Мои наблюдения прервал раздавшийся за спиной шорох. Оглянувшись, я увидел по­литрука и комбата, подползавших к моему окопу. Я доложил обстановку, а потом с со­гласия комбата отправил связного передать лейтенанту Евстигнееву, чтобы он открыл огонь из пулеметов по моему сигналу, который будет дан трассирующими пулями в на­правлении наступающих фашистов. Связной не смог выполнить приказ: на полпути он был убит. К счастью, Евстигнеев был опытный и выдержанный командир, прошед­ший финскую войну. Сориентировавшись по обстановке, он открыл огонь в самый нужный момент. Одновременно заработала сорокопятка Васильца. Она стреляла ос­колочными снарядами. Впечатление было такое, что стреляют через наши головы. Кое-кто из красноармейцев запаниковал. Одни кричали, что нас окружили; другие по­думали, что наши ошиблись и бьют по своим. Раздавались панические крики, чтобы прекратили обстрел. Вскоре бойцы убедились, что снаряды рвутся в рядах наступаю­щих и постепенно успокоились.

А немцы упорно продолжали идти вперед, хотя и несли потери. Расстояние между нами и противником сокращалось с каждой минутой. Слабый огонь двух десятков на­ших трехлинеек, видимо, не производил на немцев никакого впечатления. Еще немно­го, — и они нас опрокинут. Остановить их можно было только дерзкой контратакой. Мы с политруком приняли немедленное решение, хотя никто из нас до этого в контра­таку не ходил. Вооружившись винтовками моих связных и двумя ручными гранатами, мы с политруком вылезли из окопа с криком «За Родину! За Сталина! Вперед!» Сделав несколько шагов, я оглянулся и увидел, что, кроме нас двоих, в контратаку поднялось 4-5 человек, не больше. Остальные продолжали сидеть в своих окопах. Мы упали на землю и стал отползать назад. Я понял, что контратака была мною не подготовлена. Неопытные, практически необстрелянные красноармейцы растерялись, а многие про­сто боялись вылезать из окопов. Мы с политруком передали по цели команду контрата­ковать по нашему сигналу. Но и вторая попытка оказалась неудачной, хотя на этот раз поднялось полтора десятка красноармейцев. Пришлось залечь вторично.

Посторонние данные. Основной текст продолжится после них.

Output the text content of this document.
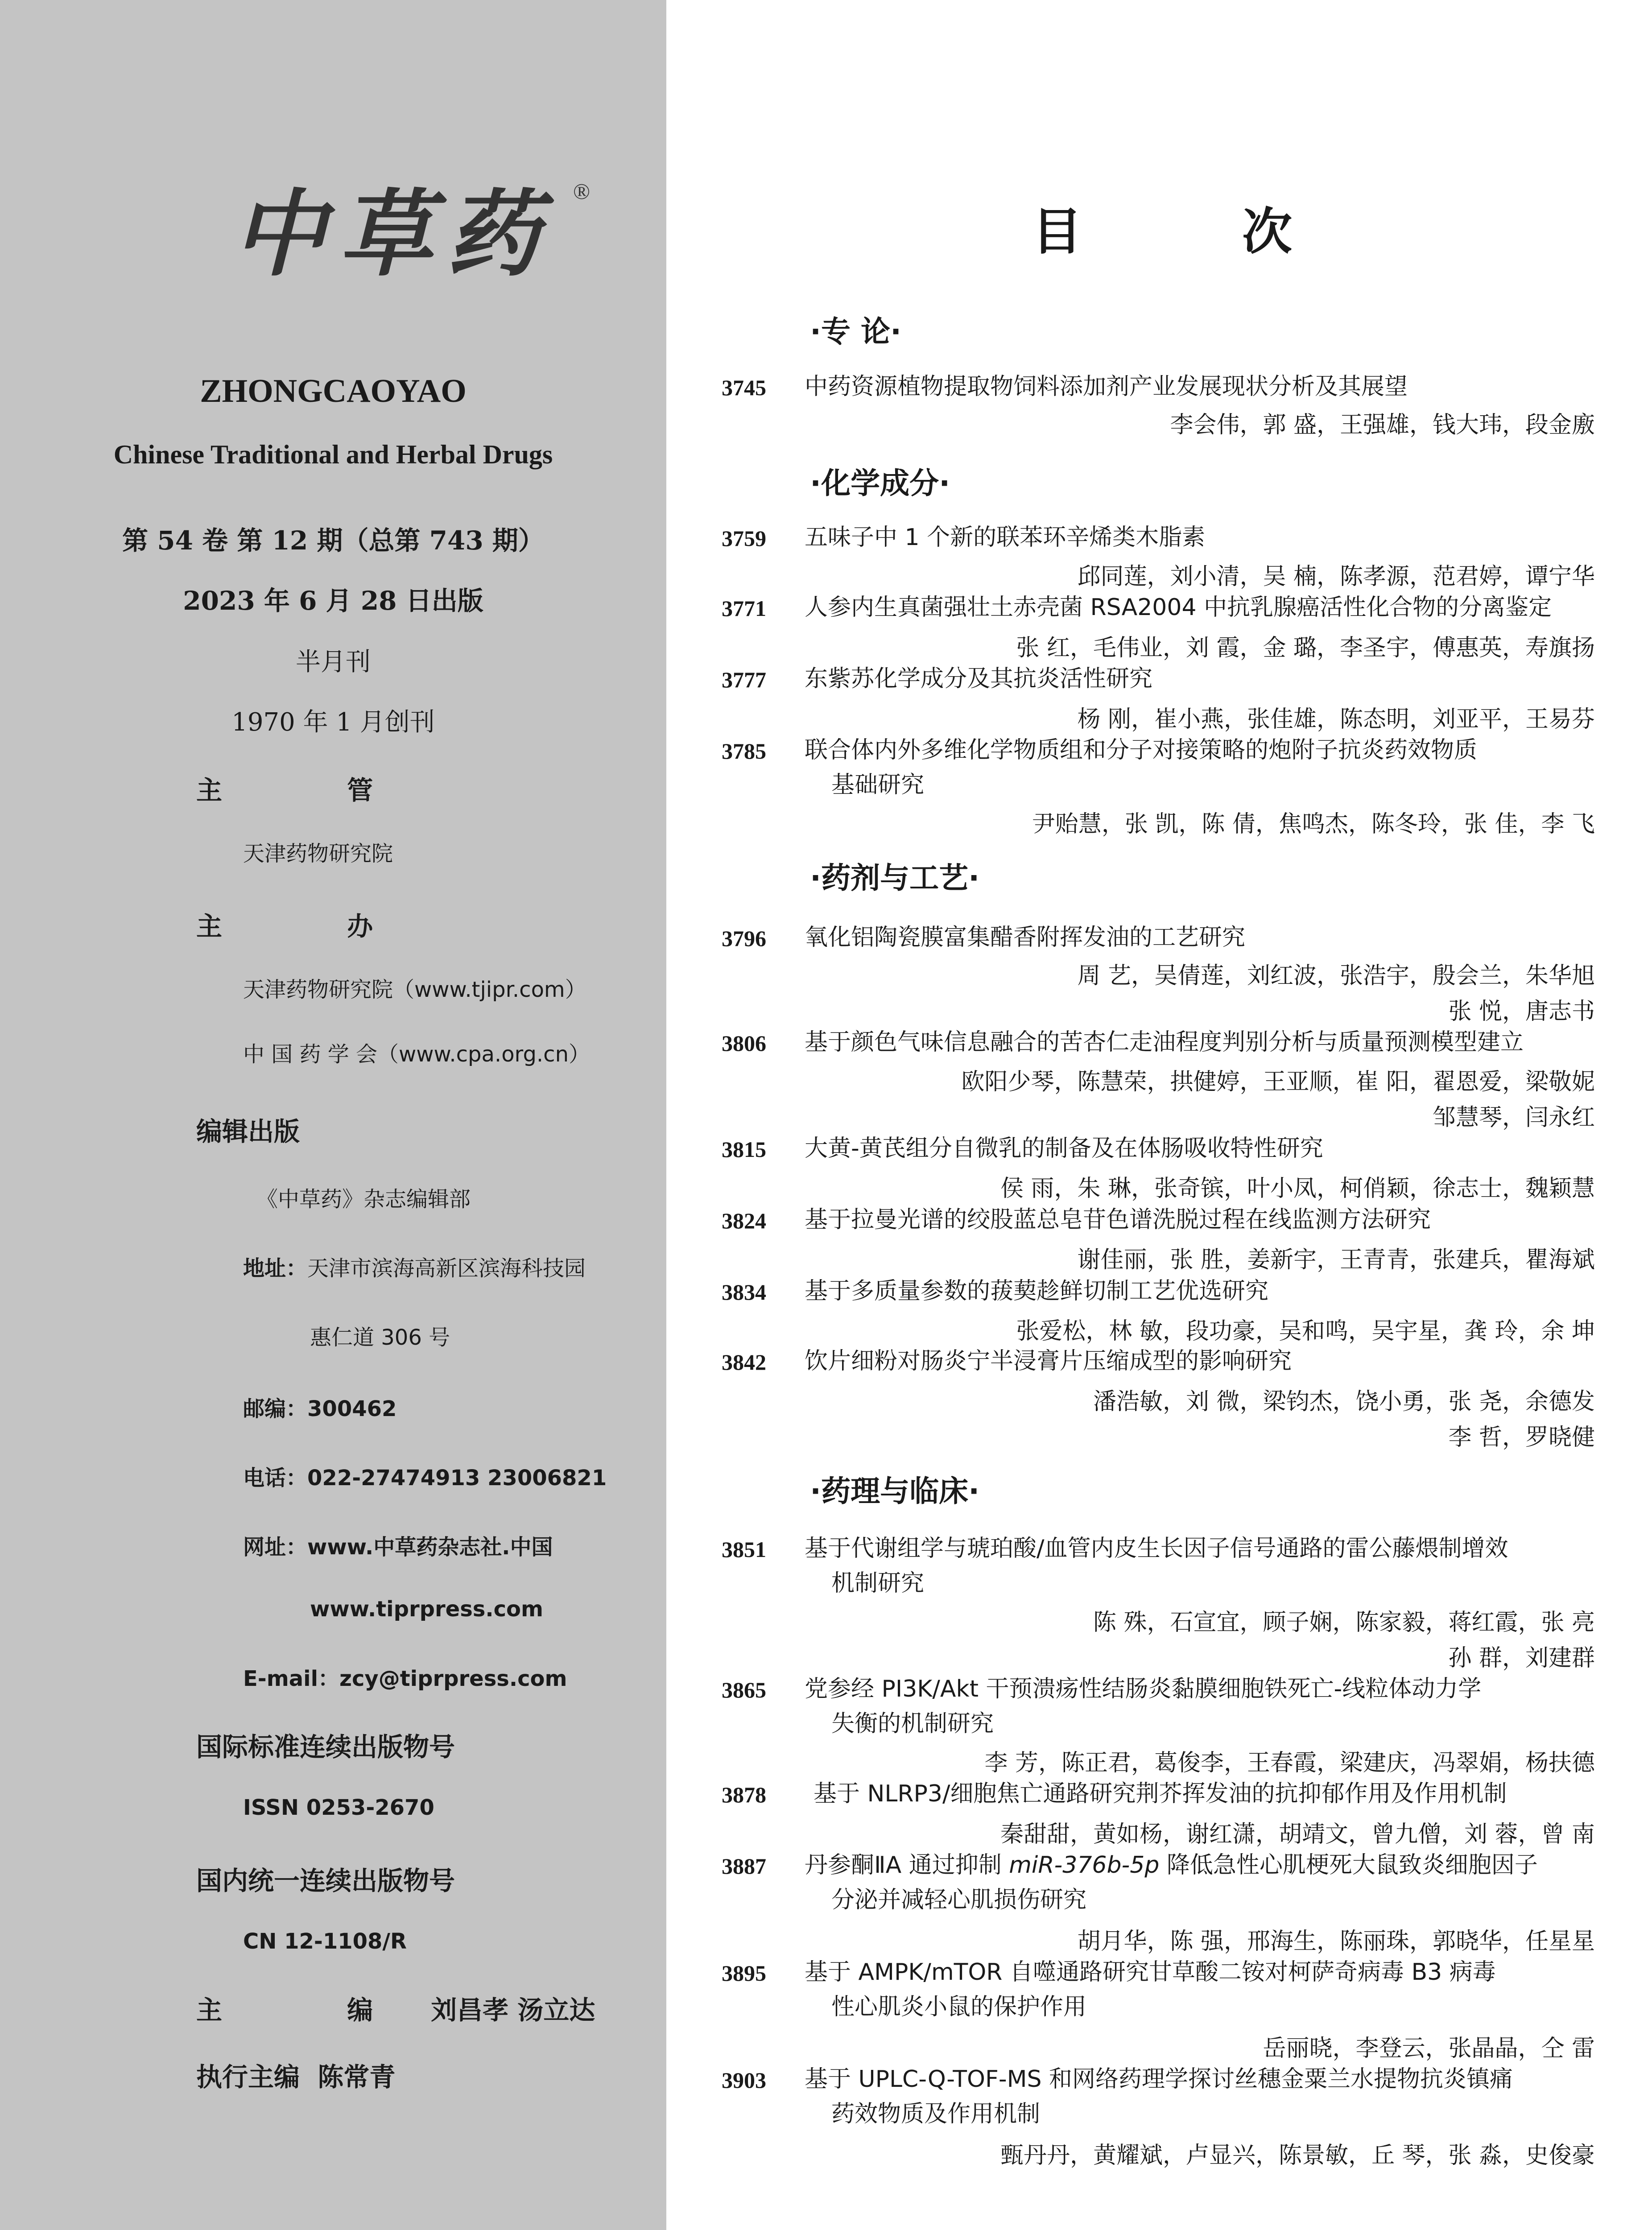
中草药 ®
ZHONGCAOYAO
Chinese Traditional and Herbal Drugs
第 54 卷 第 12 期（总第 743 期）
2023 年 6 月 28 日出版
半月刊
1970 年 1 月创刊
主 管
天津药物研究院
主 办
天津药物研究院（www.tjipr.com）
中 国 药 学 会（www.cpa.org.cn）
编辑出版
《中草药》杂志编辑部
地址：天津市滨海高新区滨海科技园
惠仁道 306 号
邮编：300462
电话：022-27474913 23006821
网址：www.中草药杂志社.中国
www.tiprpress.com
E-mail：zcy@tiprpress.com
国际标准连续出版物号
ISSN 0253-2670
国内统一连续出版物号
CN 12-1108/R
主 编刘昌孝 汤立达
执行主编 陈常青
目 次
·专 论·
3745	中药资源植物提取物饲料添加剂产业发展现状分析及其展望
李会伟，郭 盛，王强雄，钱大玮，段金廒
·化学成分·
3759	五味子中 1 个新的联苯环辛烯类木脂素
邱同莲，刘小清，吴 楠，陈孝源，范君婷，谭宁华
3771	人参内生真菌强壮土赤壳菌 RSA2004 中抗乳腺癌活性化合物的分离鉴定
张 红，毛伟业，刘 霞，金 璐，李圣宇，傅惠英，寿旗扬
3777	东紫苏化学成分及其抗炎活性研究
杨 刚，崔小燕，张佳雄，陈态明，刘亚平，王易芬
3785	联合体内外多维化学物质组和分子对接策略的炮附子抗炎药效物质
基础研究
尹贻慧，张 凯，陈 倩，焦鸣杰，陈冬玲，张 佳，李 飞
·药剂与工艺·
3796	氧化铝陶瓷膜富集醋香附挥发油的工艺研究
周 艺，吴倩莲，刘红波，张浩宇，殷会兰，朱华旭
张 悦，唐志书
3806	基于颜色气味信息融合的苦杏仁走油程度判别分析与质量预测模型建立
欧阳少琴，陈慧荣，拱健婷，王亚顺，崔 阳，翟恩爱，梁敬妮
邹慧琴，闫永红
3815	大黄-黄芪组分自微乳的制备及在体肠吸收特性研究
侯 雨，朱 琳，张奇镔，叶小凤，柯俏颖，徐志士，魏颖慧
3824	基于拉曼光谱的绞股蓝总皂苷色谱洗脱过程在线监测方法研究
谢佳丽，张 胜，姜新宇，王青青，张建兵，瞿海斌
3834	基于多质量参数的菝葜趁鲜切制工艺优选研究
张爱松，林 敏，段功豪，吴和鸣，吴宇星，龚 玲，余 坤
3842	饮片细粉对肠炎宁半浸膏片压缩成型的影响研究
潘浩敏，刘 微，梁钧杰，饶小勇，张 尧，余德发
李 哲，罗晓健
·药理与临床·
3851	基于代谢组学与琥珀酸/血管内皮生长因子信号通路的雷公藤煨制增效
机制研究
陈 殊，石宣宜，顾子娴，陈家毅，蒋红霞，张 亮
孙 群，刘建群
3865	党参经 PI3K/Akt 干预溃疡性结肠炎黏膜细胞铁死亡-线粒体动力学
失衡的机制研究
李 芳，陈正君，葛俊李，王春霞，梁建庆，冯翠娟，杨扶德
3878	基于 NLRP3/细胞焦亡通路研究荆芥挥发油的抗抑郁作用及作用机制
秦甜甜，黄如杨，谢红潇，胡靖文，曾九僧，刘 蓉，曾 南
3887	丹参酮ⅡA 通过抑制 miR-376b-5p 降低急性心肌梗死大鼠致炎细胞因子
分泌并减轻心肌损伤研究
胡月华，陈 强，邢海生，陈丽珠，郭晓华，任星星
3895	基于 AMPK/mTOR 自噬通路研究甘草酸二铵对柯萨奇病毒 B3 病毒
性心肌炎小鼠的保护作用
岳丽晓，李登云，张晶晶，仝 雷
3903	基于 UPLC-Q-TOF-MS 和网络药理学探讨丝穗金粟兰水提物抗炎镇痛
药效物质及作用机制
甄丹丹，黄耀斌，卢显兴，陈景敏，丘 琴，张 淼，史俊豪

Тогда я вспомнил весь запас ненормативной лексики и обрушил его на своих оро­бевших бойцов. Поднялся в третий раз и с криками о Родине, о Сталине и о такой-то матери не очень уверенно побежал навстречу приближавшейся цепочке немцев. И чудо свершилось. За спиной я услышал нестройные крики моих подчиненных, слившиеся вскоре в один, все нараставший возглас: «Ур-р-р-а-а-а!..». Это придало мне бодрости. Фашисты явно не жалели патронов, но их огонь, к счастью, не был прицельным; он больше действовал на психику. Расстояние между нами сокращалось с каждой се­кундой. И вот мы сшиблись с первой шеренгой и схватились врукопашную. Ничего нельзя было разобрать. В глазах мелькали только серо-зеленые немецкие мундиры, в которые мы стреляли и кололи штыками. Некоторым из наших безоружных (если не считать гранат, бутылок с горючей смесью и ножей) красноармейцев удавалось от­нять или поднять брошенные немецкие автоматы. Не умея поначалу пользоваться ими, красноармейцы использовали автоматы как палки и били ими по каскам, по лицам, ку­да попало…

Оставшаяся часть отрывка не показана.